Chapter 12 : Sebuah Harapan

12.3K 1.1K 64
                                    

[ Rayya - POV ]

Mendengar permohonan maafnya, aku tak beraksi apa-apa. Aku hanya menatap wajahnya yang lebam dan ekspresi bersalahnya terlihat begitu jelas di mataku.

Aku bisa merasakan ketulusan dari ucapan penyesalannya, tapi aku tidak mengucapkan apa-apa. Genggaman di tanganku semakin mengerat membuatku merasakan kehangatan menyeruak begitu saja.

"Sekarang kamu butuh apa?" tanyanya perhatian tapi aku menggeleng.

Saat ini aku tidak butuh apa-apa. Justru aku ingin mejalankan tugasku sebagai seorang istri. Ingin sekali aku mengobati wajahnya. Aku melepaskan genggaman kami. Tanganku terulur menekan lembut lebamnya yang membuat Rafa sedikit meringgis.

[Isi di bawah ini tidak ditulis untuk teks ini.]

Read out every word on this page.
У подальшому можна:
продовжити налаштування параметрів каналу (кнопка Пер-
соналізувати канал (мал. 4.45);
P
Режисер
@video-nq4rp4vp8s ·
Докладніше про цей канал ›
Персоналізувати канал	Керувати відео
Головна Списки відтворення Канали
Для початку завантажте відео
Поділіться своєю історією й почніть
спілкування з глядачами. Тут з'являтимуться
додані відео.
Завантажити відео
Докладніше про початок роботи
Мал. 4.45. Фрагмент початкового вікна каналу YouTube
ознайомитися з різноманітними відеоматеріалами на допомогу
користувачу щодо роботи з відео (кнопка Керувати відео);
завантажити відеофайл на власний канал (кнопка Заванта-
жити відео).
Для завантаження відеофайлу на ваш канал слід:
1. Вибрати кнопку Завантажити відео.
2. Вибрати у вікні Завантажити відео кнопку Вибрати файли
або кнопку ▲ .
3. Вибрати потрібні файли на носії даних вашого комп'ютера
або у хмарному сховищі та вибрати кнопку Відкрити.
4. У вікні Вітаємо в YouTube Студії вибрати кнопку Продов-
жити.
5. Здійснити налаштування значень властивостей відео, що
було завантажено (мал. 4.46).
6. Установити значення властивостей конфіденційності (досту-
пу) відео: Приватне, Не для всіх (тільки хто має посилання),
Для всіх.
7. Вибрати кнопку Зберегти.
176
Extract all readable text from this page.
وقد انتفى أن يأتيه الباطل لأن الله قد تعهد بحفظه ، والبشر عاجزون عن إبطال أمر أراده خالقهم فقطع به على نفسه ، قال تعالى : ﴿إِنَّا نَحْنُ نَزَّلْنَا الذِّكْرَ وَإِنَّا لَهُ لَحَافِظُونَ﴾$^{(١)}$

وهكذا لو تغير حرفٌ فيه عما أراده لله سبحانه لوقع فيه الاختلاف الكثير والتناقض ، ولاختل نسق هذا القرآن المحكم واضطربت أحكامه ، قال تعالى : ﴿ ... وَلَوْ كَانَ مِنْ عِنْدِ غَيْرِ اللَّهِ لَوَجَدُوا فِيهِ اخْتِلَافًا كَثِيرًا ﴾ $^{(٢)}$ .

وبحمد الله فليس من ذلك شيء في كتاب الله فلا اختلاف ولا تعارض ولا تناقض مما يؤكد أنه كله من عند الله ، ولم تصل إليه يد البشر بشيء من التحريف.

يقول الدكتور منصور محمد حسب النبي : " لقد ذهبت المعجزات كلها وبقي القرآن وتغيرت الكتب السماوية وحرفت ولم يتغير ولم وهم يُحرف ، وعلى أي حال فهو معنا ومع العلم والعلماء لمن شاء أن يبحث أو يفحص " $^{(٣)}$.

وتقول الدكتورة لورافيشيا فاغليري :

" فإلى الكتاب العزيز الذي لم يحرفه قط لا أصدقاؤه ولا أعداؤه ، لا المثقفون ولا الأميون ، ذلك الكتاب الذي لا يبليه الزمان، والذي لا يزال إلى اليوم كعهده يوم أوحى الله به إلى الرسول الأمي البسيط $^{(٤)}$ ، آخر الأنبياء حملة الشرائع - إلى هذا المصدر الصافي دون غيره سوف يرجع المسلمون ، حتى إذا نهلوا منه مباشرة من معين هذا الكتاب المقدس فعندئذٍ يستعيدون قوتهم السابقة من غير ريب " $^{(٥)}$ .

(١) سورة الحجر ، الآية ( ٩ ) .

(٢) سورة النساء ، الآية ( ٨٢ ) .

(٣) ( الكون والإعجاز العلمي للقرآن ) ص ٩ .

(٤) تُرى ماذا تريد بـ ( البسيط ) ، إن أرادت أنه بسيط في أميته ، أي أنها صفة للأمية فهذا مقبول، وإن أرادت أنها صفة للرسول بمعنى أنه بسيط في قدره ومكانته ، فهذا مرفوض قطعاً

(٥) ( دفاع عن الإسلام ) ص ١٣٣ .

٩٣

"Pasti perih, aku obati ya?"

Rafa menggeleng, "Nggak perlu, nanti juga sembuh sendiri. Yang penting sekarang kamu, kamu harus cepet sembuh. Kalau butuh bantuan apa-apa kamu bisa minta tolong padaku," jelasnya panjang membuat aku tersenyum malu.

Selama kami menikah, baru kali ini Rafa menunjukan sikap khawatir yang tulus. Apa sikapnya ini untuk menembus rasa bersalah atau beneran tulus?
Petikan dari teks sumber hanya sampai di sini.